I suppose The Time Traveler’s Wife by Audrey Niffenegger has not been mentioned because some consider it chick lit, but the chronologically-challenged Henry DeTamble was a fully realized character, and the structure of the time travel is complex and intriguing.
There is also The Little Book by Selden Edwards. I liked the first half better than the second.
One of my favorite movies. Did you all know it was based on a novel? I didn’t, until recently. The novel was rereleased recently and I bought it, but haven’t gotten around to reading it yet.
I didn’t see any mention of the 1632 series by Eric Flint. Similiar to Stirling’s series, this time an interstellar art accident sends a present day West virginia coal town back into the middle of the 30 Years War, and details the resulting events from that.
I like Flint’s take on the Butterfly Effect in these novels.
I’ve tried to read that, but after about 30 pages of nothing happening but the protagonists saying over and over how much they love each other, I gave up.
The first book in this series has my all-time favorite time travel scene.
When a general in the 40 Years War meets up with the people from our time and has his first look at camouflage. He’s quite impressed. “Clever bastards,” he says
Too bad.
It is definitely a novel about a love, but I found the time travel aspect imaginative and innovative–different from any other time travel novel I’ve read.
And disgusting. The sexism practically drips off the page, like rotting lube oil. I’m hardly “Mr. Sensitive,” but even I couldn’t stomach it. And if the ‘oompa loompa’ sexual servants don’t revolt you, there are other problems with the stories. Like knowingly infecting the new world with European diseases. And vice versa. Frankly, I think Frankowski was going insane towards the end. He even managed to get fired by Jim Baen (R.I.P.), and that was reportedly hard to do.

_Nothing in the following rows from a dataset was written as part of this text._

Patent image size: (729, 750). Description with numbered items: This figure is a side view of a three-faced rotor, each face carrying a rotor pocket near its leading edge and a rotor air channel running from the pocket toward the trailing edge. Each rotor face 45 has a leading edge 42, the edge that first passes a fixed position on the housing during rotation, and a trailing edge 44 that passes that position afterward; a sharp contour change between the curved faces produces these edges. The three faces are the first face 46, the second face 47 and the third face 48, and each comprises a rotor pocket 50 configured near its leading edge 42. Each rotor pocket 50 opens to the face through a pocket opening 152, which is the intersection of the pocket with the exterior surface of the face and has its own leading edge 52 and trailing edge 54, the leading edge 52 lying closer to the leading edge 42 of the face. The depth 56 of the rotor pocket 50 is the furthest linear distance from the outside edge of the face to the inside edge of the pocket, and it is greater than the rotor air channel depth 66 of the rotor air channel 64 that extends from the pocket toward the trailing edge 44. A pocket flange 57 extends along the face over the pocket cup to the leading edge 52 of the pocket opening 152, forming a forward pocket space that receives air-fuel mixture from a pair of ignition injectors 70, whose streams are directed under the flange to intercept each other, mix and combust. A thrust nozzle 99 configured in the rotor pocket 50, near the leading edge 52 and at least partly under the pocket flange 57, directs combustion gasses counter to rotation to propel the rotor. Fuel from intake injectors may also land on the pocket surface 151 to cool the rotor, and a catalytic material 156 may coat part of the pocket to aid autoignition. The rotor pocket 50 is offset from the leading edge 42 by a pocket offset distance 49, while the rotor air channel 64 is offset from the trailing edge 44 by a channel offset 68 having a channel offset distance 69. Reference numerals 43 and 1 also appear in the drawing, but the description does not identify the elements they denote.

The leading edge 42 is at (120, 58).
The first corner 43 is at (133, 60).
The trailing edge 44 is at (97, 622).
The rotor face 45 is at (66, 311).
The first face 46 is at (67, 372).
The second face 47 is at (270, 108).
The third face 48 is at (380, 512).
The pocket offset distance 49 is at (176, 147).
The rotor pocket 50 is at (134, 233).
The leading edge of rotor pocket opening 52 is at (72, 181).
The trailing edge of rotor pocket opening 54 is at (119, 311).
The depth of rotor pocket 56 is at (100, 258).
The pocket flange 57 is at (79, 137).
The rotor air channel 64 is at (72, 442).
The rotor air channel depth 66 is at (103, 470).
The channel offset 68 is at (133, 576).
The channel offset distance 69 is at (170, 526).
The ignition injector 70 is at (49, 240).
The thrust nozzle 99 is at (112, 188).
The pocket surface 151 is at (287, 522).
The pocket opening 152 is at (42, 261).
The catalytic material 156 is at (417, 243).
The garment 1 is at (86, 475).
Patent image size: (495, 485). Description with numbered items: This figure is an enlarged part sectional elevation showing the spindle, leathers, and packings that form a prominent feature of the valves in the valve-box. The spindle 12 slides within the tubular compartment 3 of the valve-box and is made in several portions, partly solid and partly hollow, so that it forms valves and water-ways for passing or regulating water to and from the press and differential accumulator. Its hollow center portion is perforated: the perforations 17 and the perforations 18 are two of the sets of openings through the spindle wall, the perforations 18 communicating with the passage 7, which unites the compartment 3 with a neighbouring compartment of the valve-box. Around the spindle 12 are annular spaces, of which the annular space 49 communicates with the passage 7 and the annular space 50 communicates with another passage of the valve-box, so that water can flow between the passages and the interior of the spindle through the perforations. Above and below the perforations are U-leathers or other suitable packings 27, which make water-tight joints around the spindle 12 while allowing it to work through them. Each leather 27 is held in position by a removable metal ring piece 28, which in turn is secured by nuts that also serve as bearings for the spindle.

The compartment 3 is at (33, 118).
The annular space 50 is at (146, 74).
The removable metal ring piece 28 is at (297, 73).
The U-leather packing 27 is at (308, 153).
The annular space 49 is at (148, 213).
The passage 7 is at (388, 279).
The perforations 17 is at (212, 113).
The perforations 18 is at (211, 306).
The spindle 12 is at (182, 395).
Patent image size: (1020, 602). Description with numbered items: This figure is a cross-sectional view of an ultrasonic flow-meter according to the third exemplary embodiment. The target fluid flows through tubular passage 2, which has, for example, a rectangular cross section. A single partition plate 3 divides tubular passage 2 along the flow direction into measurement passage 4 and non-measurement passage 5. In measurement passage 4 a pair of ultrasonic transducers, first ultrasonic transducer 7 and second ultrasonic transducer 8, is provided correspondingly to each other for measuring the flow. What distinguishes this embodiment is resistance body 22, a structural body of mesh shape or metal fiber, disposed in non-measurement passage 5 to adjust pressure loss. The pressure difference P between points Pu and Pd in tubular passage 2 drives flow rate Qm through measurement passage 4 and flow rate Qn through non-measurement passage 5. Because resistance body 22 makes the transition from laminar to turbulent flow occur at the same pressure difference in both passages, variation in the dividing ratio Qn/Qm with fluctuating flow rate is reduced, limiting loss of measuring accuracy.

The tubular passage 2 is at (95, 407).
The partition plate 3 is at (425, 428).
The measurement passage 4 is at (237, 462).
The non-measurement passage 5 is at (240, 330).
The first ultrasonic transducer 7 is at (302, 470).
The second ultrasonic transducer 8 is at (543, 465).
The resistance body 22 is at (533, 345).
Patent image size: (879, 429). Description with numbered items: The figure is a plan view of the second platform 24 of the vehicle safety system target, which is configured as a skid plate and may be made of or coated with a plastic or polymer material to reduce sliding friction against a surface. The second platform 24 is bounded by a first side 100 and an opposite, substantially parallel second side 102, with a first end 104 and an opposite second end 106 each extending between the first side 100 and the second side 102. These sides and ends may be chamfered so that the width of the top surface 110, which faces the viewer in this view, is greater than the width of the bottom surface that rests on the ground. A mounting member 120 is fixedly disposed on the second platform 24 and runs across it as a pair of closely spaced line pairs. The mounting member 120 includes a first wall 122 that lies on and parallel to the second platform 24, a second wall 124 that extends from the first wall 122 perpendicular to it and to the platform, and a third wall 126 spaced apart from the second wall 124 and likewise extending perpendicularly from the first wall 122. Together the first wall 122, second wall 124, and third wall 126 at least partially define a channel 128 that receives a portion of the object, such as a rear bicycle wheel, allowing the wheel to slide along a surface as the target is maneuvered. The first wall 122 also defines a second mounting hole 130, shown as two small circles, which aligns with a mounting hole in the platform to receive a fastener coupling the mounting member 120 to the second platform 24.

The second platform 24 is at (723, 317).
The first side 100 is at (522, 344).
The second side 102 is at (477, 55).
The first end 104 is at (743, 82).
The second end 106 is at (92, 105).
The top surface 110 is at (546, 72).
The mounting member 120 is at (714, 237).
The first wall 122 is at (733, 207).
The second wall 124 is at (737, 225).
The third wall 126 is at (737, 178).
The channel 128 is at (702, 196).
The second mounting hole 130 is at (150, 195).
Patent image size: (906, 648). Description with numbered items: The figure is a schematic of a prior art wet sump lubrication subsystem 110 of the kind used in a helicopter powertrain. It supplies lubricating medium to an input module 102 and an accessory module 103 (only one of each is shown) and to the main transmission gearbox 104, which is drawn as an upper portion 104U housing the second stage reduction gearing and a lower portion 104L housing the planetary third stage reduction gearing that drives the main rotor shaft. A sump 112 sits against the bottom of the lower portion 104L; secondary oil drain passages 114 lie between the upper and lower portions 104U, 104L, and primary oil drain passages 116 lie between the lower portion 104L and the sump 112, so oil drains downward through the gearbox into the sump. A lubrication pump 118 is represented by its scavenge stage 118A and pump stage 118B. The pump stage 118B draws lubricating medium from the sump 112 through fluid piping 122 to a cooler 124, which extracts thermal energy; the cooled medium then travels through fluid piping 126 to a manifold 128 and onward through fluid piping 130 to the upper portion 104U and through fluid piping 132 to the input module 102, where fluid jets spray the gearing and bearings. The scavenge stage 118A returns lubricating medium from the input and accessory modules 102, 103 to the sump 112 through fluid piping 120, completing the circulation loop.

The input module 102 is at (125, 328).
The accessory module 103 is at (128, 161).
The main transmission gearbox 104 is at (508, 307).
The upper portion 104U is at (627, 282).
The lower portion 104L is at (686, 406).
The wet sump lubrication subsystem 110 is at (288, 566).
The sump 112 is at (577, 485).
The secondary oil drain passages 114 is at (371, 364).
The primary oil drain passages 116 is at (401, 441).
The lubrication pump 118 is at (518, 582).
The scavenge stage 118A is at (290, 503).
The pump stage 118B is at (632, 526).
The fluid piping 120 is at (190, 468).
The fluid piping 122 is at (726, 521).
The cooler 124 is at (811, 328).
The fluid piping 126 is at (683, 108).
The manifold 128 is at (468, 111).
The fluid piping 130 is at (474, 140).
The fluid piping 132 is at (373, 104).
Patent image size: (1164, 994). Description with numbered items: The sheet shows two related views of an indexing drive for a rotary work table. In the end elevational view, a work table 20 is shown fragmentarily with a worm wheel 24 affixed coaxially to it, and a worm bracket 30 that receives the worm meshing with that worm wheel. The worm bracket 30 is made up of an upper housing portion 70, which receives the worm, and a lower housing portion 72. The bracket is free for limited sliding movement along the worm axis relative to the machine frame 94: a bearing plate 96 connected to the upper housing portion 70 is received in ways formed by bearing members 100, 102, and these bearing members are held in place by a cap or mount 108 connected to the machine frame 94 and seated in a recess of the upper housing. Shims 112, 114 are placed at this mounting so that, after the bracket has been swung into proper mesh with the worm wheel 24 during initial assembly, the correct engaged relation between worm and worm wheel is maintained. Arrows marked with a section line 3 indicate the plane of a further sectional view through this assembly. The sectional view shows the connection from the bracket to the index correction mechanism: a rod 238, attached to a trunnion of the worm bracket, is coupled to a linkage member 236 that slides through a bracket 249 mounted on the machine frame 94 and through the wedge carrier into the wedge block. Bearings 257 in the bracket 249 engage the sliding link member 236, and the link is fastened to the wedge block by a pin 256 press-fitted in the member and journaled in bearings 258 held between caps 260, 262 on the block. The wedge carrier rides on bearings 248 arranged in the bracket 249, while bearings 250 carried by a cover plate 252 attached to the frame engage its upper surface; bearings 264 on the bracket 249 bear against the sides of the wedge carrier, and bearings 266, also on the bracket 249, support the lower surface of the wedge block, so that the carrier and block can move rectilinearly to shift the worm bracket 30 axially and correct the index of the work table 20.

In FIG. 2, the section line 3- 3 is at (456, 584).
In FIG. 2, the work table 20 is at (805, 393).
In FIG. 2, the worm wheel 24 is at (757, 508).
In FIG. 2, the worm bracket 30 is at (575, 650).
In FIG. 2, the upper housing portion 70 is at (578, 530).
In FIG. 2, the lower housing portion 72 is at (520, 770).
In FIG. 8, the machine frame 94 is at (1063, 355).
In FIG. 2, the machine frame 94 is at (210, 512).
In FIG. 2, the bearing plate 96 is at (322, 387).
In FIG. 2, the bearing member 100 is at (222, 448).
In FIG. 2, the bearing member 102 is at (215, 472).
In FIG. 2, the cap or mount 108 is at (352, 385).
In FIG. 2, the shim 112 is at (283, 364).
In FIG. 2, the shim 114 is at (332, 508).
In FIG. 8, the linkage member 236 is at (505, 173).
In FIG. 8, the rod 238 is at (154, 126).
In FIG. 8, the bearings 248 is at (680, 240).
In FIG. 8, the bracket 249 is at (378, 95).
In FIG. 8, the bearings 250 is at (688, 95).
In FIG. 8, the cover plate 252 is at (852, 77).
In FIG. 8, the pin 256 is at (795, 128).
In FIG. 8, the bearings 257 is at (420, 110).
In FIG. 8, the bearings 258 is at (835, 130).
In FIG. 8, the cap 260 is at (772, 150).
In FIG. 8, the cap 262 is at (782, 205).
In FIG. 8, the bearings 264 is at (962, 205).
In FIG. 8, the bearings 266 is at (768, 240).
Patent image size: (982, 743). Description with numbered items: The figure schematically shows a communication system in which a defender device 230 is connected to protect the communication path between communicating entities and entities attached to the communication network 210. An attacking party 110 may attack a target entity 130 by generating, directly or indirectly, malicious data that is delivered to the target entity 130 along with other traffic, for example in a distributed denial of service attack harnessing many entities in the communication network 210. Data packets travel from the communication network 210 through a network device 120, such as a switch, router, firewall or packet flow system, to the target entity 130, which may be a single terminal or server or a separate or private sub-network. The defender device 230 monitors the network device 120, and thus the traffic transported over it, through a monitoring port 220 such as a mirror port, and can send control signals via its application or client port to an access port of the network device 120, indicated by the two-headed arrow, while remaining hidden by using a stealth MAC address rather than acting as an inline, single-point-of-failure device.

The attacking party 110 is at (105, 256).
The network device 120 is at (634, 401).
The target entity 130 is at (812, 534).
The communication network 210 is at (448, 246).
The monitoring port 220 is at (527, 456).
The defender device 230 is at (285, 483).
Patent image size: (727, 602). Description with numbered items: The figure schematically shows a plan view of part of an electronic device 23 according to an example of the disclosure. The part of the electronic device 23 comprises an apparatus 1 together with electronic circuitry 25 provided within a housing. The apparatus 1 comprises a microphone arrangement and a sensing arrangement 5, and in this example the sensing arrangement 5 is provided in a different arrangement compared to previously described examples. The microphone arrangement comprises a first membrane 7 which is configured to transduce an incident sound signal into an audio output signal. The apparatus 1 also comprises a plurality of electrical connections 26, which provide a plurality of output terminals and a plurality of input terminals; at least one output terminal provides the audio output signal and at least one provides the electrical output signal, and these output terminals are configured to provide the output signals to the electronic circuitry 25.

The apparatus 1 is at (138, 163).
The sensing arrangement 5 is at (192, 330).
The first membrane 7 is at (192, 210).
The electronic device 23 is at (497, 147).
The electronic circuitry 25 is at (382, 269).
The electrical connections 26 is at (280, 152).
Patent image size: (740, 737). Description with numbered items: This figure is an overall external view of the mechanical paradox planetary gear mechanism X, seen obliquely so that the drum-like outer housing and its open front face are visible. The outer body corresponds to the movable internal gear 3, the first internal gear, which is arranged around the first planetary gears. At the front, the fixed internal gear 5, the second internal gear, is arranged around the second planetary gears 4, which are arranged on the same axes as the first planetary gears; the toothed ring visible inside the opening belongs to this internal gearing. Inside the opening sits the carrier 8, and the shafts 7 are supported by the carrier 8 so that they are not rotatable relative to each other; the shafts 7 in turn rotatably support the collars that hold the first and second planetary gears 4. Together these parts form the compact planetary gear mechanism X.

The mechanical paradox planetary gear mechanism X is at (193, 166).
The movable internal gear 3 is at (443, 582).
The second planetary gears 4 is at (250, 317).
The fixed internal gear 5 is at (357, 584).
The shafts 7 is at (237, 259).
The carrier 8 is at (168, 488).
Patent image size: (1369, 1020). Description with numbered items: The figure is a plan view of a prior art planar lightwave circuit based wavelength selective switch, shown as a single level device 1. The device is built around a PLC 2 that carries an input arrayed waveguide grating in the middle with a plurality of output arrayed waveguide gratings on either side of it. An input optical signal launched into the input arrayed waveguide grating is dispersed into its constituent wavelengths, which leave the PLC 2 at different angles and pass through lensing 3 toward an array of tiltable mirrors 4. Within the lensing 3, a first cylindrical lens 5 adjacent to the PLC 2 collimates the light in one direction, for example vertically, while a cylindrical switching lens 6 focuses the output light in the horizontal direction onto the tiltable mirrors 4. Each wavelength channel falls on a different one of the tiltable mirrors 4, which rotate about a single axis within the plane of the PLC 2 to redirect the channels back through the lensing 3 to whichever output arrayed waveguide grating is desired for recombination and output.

“For King And Country” by Robert Asprin and Linda Evans has a slightly differnt take on things, and works pretty well - Your body doesn’t go, just your personality matrix. And you have to share the body whenever you land with the original personality of the occupant.
While we’re at it, despite being a complete goof of a movie, “Bill and Ted’s Excellent Adventure” actually handles time travel and paradox fairly well, albeit with a very irreverant attitude.